Embedding scaling in LongCat-Flash-Lite enables an expanded Pareto frontier in parameter efficiency beyond the MoE "sweet spot" ($r = P/P_\textrm{act}$), yielding improved performance for a given activation budget. N-gram embeddings furnish richer local contextualization to the model, abetting zero-shot generalization and agentic task completion while containing compute and interconnect demands at inference time.

However, allocating large Pe imposes elevated GPU memory requirements. Hash collisions and embedding initialization require precise management, particularly as vocabularies scale. Deep architectures ($L \gg 40$) may attenuate embedding impact, constraining some scaling benefits.

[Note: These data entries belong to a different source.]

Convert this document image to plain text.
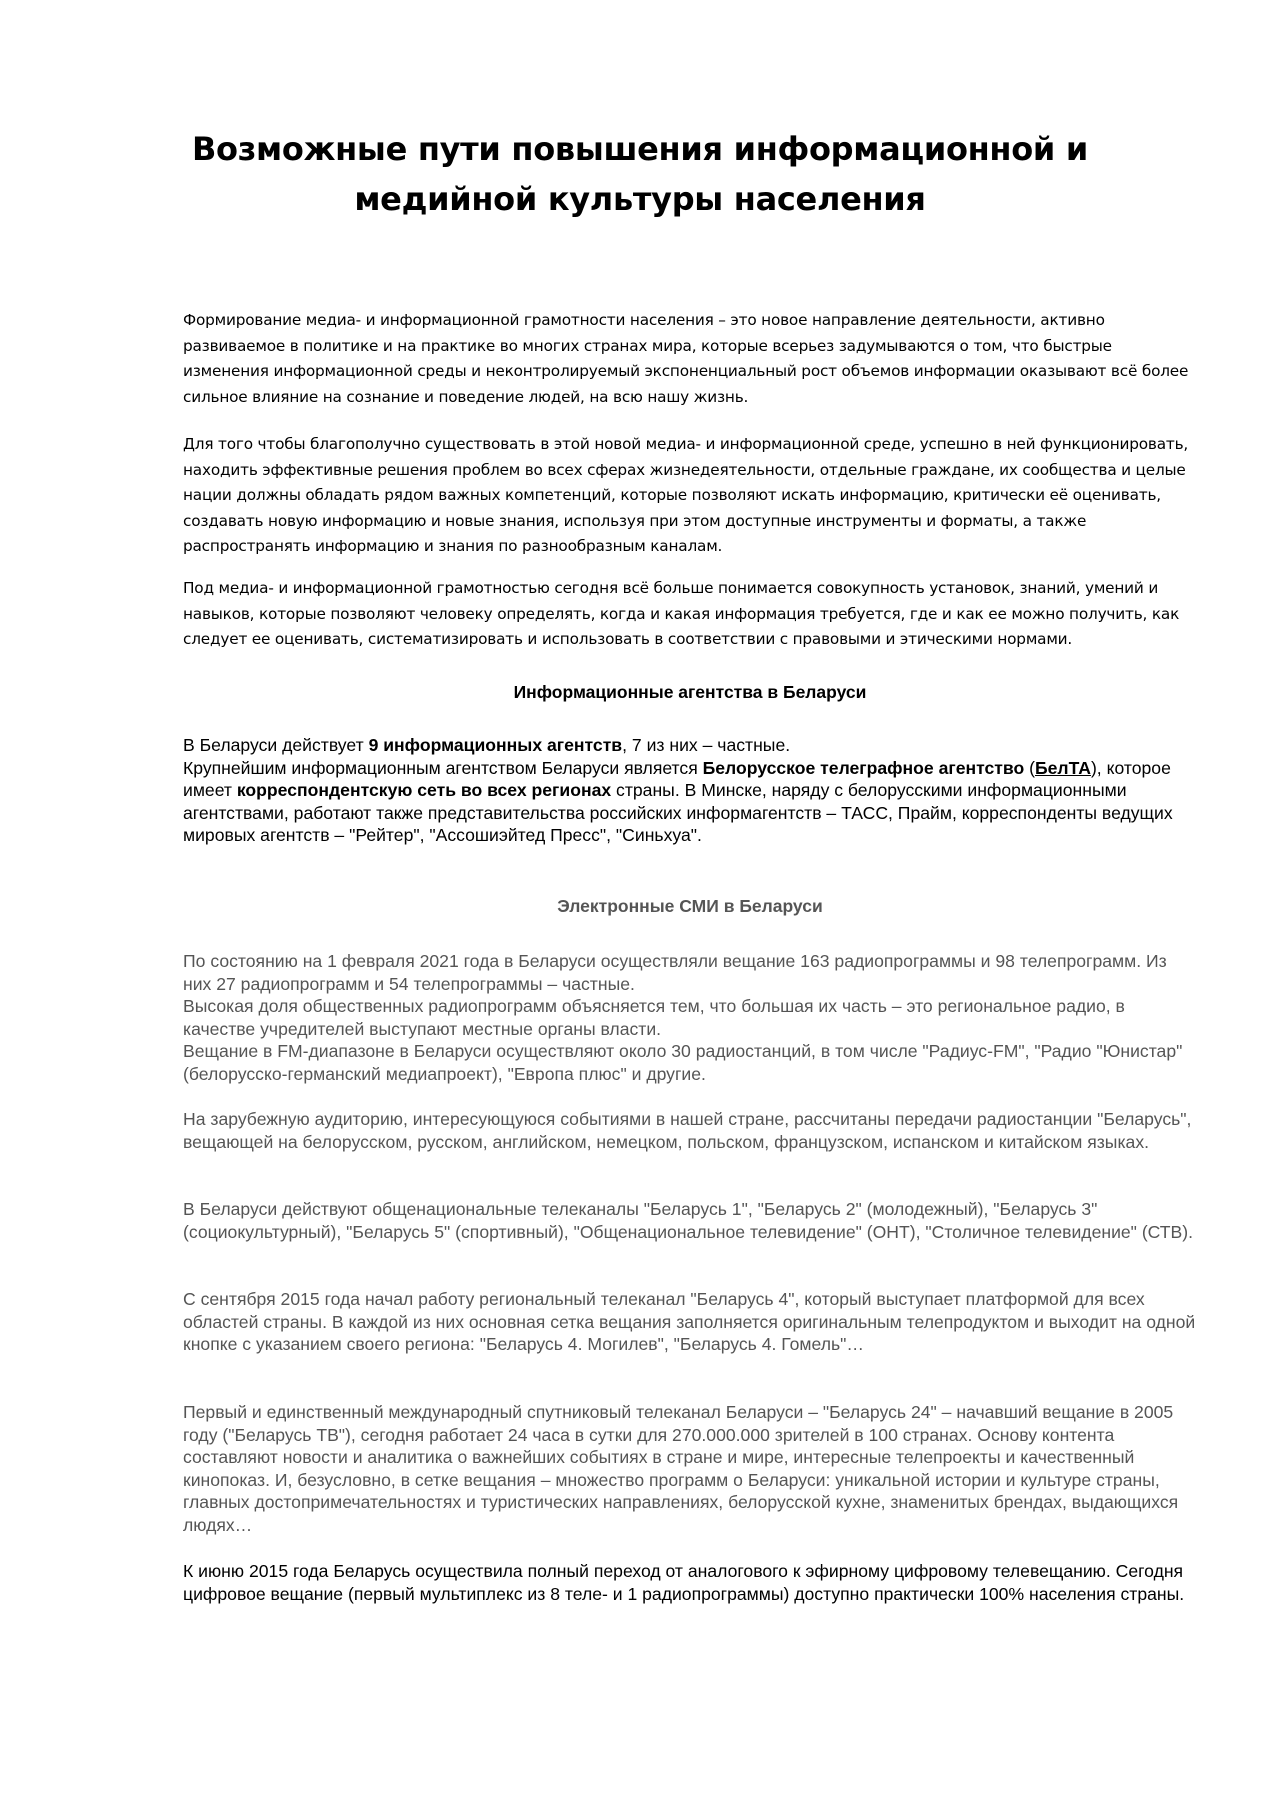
Возможные пути повышения информационной и
медийной культуры населения

Формирование медиа- и информационной грамотности населения – это новое направление деятельности, активно развиваемое в политике и на практике во многих странах мира, которые всерьез задумываются о том, что быстрые изменения информационной среды и неконтролируемый экспоненциальный рост объемов информации оказывают всё более сильное влияние на сознание и поведение людей, на всю нашу жизнь.

Для того чтобы благополучно существовать в этой новой медиа- и информационной среде, успешно в ней функционировать, находить эффективные решения проблем во всех сферах жизнедеятельности, отдельные граждане, их сообщества и целые нации должны обладать рядом важных компетенций, которые позволяют искать информацию, критически её оценивать, создавать новую информацию и новые знания, используя при этом доступные инструменты и форматы, а также распространять информацию и знания по разнообразным каналам.

Под медиа- и информационной грамотностью сегодня всё больше понимается совокупность установок, знаний, умений и навыков, которые позволяют человеку определять, когда и какая информация требуется, где и как ее можно получить, как следует ее оценивать, систематизировать и использовать в соответствии с правовыми и этическими нормами.

Информационные агентства в Беларуси

В Беларуси действует 9 информационных агентств, 7 из них – частные.

Крупнейшим информационным агентством Беларуси является Белорусское телеграфное агентство (БелТА), которое имеет корреспондентскую сеть во всех регионах страны. В Минске, наряду с белорусскими информационными агентствами, работают также представительства российских информагентств – ТАСС, Прайм, корреспонденты ведущих мировых агентств – "Рейтер", "Ассошиэйтед Пресс", "Синьхуа".

Электронные СМИ в Беларуси

По состоянию на 1 февраля 2021 года в Беларуси осуществляли вещание 163 радиопрограммы и 98 телепрограмм. Из них 27 радиопрограмм и 54 телепрограммы – частные.

Высокая доля общественных радиопрограмм объясняется тем, что большая их часть – это региональное радио, в качестве учредителей выступают местные органы власти.

Вещание в FM-диапазоне в Беларуси осуществляют около 30 радиостанций, в том числе "Радиус-FM", "Радио "Юнистар" (белорусско-германский медиапроект), "Европа плюс" и другие.

На зарубежную аудиторию, интересующуюся событиями в нашей стране, рассчитаны передачи радиостанции "Беларусь", вещающей на белорусском, русском, английском, немецком, польском, французском, испанском и китайском языках.

В Беларуси действуют общенациональные телеканалы "Беларусь 1", "Беларусь 2" (молодежный), "Беларусь 3" (социокультурный), "Беларусь 5" (спортивный), "Общенациональное телевидение" (ОНТ), "Столичное телевидение" (СТВ).

С сентября 2015 года начал работу региональный телеканал "Беларусь 4", который выступает платформой для всех областей страны. В каждой из них основная сетка вещания заполняется оригинальным телепродуктом и выходит на одной кнопке с указанием своего региона: "Беларусь 4. Могилев", "Беларусь 4. Гомель"…

Первый и единственный международный спутниковый телеканал Беларуси – "Беларусь 24" – начавший вещание в 2005 году ("Беларусь ТВ"), сегодня работает 24 часа в сутки для 270.000.000 зрителей в 100 странах. Основу контента составляют новости и аналитика о важнейших событиях в стране и мире, интересные телепроекты и качественный кинопоказ. И, безусловно, в сетке вещания – множество программ о Беларуси: уникальной истории и культуре страны, главных достопримечательностях и туристических направлениях, белорусской кухне, знаменитых брендах, выдающихся людях…

К июню 2015 года Беларусь осуществила полный переход от аналогового к эфирному цифровому телевещанию. Сегодня цифровое вещание (первый мультиплекс из 8 теле- и 1 радиопрограммы) доступно практически 100% населения страны.
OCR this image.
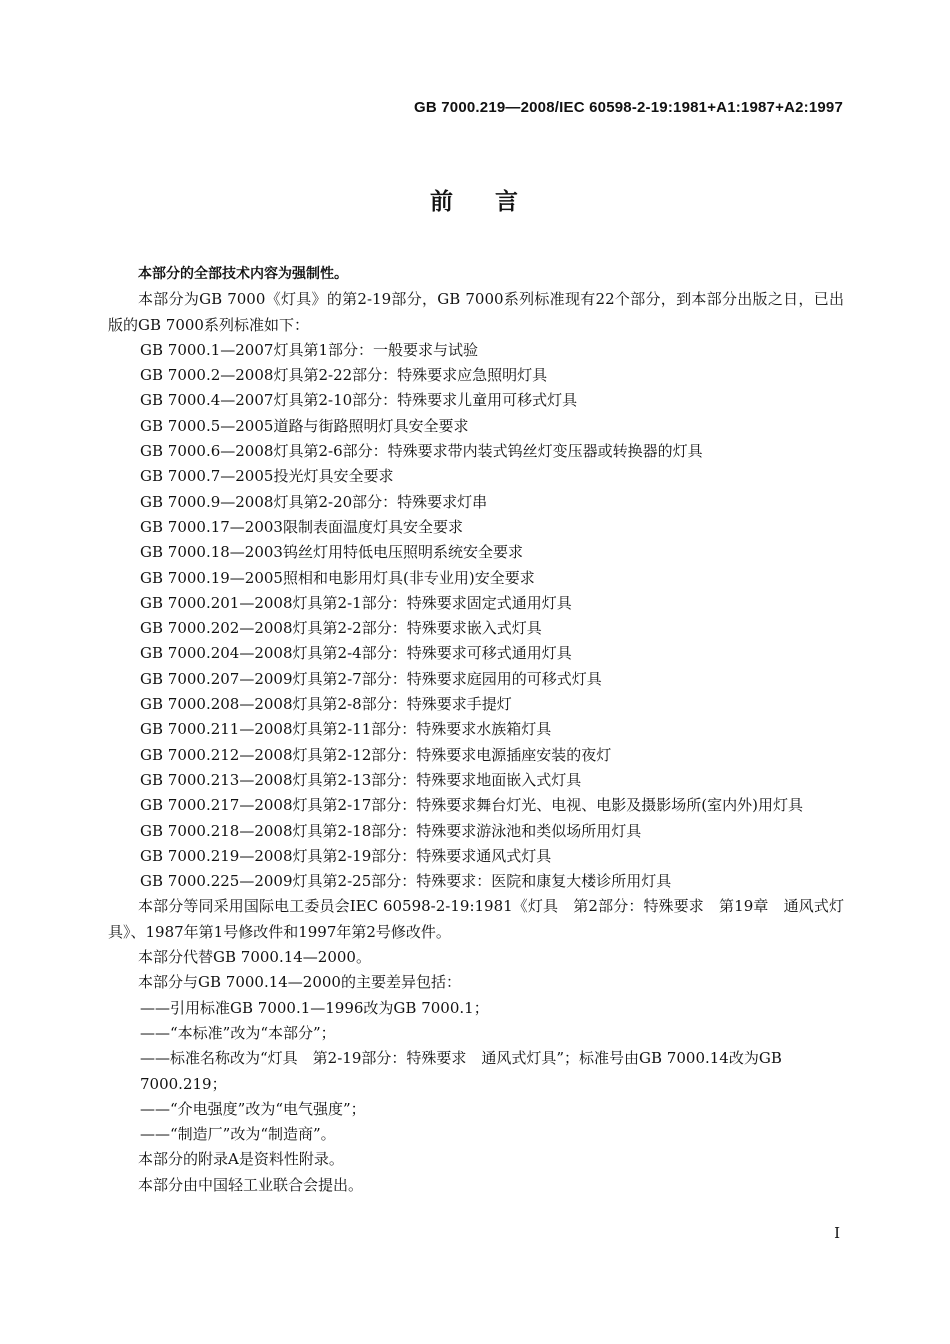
GB 7000.219—2008/IEC 60598-2-19:1981+A1:1987+A2:1997
前 言

本部分的全部技术内容为强制性。

本部分为GB 7000《灯具》的第2-19部分，GB 7000系列标准现有22个部分，到本部分出版之日，已出版的GB 7000系列标准如下：

GB 7000.1—2007灯具第1部分：一般要求与试验

GB 7000.2—2008灯具第2-22部分：特殊要求应急照明灯具

GB 7000.4—2007灯具第2-10部分：特殊要求儿童用可移式灯具

GB 7000.5—2005道路与街路照明灯具安全要求

GB 7000.6—2008灯具第2-6部分：特殊要求带内装式钨丝灯变压器或转换器的灯具

GB 7000.7—2005投光灯具安全要求

GB 7000.9—2008灯具第2-20部分：特殊要求灯串

GB 7000.17—2003限制表面温度灯具安全要求

GB 7000.18—2003钨丝灯用特低电压照明系统安全要求

GB 7000.19—2005照相和电影用灯具(非专业用)安全要求

GB 7000.201—2008灯具第2-1部分：特殊要求固定式通用灯具

GB 7000.202—2008灯具第2-2部分：特殊要求嵌入式灯具

GB 7000.204—2008灯具第2-4部分：特殊要求可移式通用灯具

GB 7000.207—2009灯具第2-7部分：特殊要求庭园用的可移式灯具

GB 7000.208—2008灯具第2-8部分：特殊要求手提灯

GB 7000.211—2008灯具第2-11部分：特殊要求水族箱灯具

GB 7000.212—2008灯具第2-12部分：特殊要求电源插座安装的夜灯

GB 7000.213—2008灯具第2-13部分：特殊要求地面嵌入式灯具

GB 7000.217—2008灯具第2-17部分：特殊要求舞台灯光、电视、电影及摄影场所(室内外)用灯具

GB 7000.218—2008灯具第2-18部分：特殊要求游泳池和类似场所用灯具

GB 7000.219—2008灯具第2-19部分：特殊要求通风式灯具

GB 7000.225—2009灯具第2-25部分：特殊要求：医院和康复大楼诊所用灯具

本部分等同采用国际电工委员会IEC 60598-2-19:1981《灯具　第2部分：特殊要求　第19章　通风式灯具》、1987年第1号修改件和1997年第2号修改件。

本部分代替GB 7000.14—2000。

本部分与GB 7000.14—2000的主要差异包括：

——引用标准GB 7000.1—1996改为GB 7000.1；

——“本标准”改为“本部分”；

——标准名称改为“灯具　第2-19部分：特殊要求　通风式灯具”；标准号由GB 7000.14改为GB 7000.219；

——“介电强度”改为“电气强度”；

——“制造厂”改为“制造商”。

本部分的附录A是资料性附录。

本部分由中国轻工业联合会提出。

I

Future directions articulated include: deploying N-gram branches as standalone draft models, instituting early rejection via embedding confidence for speculative decoding, exploring per-layer N-gram embeddings with dynamic allocation, and extending embedding scaling to multi-modal and retrieval-augmented setups.

LongCat-Flash-Lite establishes that large embedding allocations, paired with MoE sparsity and system-level acceleration, yield performance and efficiency competitive with or exceeding specialized MoE and dense models in the 48–80B parameter regime for both language and coding tasks, substantiated by extensive empirical validation (Liu et al., 29 Jan 2026).